Justiça revoga liminar que garantia o direito de Auditores do grupo de risco para a Covid19 permanecerem em trabalho remoto

A Diretoria de Assuntos Jurídicos informa que a Justiça revogou a decisão liminar que garantia aos Auditores-Fiscais que apresentam fatores e condições de risco para a Covid-19 o direito de manter suas atividades em trabalho remoto.

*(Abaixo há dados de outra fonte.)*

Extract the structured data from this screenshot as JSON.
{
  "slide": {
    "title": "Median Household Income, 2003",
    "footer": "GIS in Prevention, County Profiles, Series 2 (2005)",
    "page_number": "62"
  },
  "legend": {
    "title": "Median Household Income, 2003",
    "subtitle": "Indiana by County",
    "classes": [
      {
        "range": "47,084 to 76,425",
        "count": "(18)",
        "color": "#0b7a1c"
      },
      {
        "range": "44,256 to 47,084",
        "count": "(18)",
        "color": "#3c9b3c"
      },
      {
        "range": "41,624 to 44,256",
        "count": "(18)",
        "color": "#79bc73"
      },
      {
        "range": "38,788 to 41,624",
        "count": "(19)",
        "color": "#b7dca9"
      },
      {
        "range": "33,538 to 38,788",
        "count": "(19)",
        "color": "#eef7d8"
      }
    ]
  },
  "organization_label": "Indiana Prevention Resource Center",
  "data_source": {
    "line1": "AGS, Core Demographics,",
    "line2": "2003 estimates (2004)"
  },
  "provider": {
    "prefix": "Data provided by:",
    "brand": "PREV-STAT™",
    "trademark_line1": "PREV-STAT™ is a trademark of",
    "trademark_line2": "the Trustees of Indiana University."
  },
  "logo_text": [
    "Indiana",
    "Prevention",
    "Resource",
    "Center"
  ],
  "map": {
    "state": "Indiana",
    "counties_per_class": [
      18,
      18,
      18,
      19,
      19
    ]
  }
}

A liminar em questão foi deferida ainda em 5 de junho de 2022, em regime de plantão judicial pela Justiça Federal de Brasília, que de forma acertada entendeu por precipitado, àquela época, a ordem de retorno ao trabalho presencial de todos os Auditores-Fiscais da Receita Federal do Brasil, mesmo àqueles que apresentavam condições e fatores de risco para Covid-19.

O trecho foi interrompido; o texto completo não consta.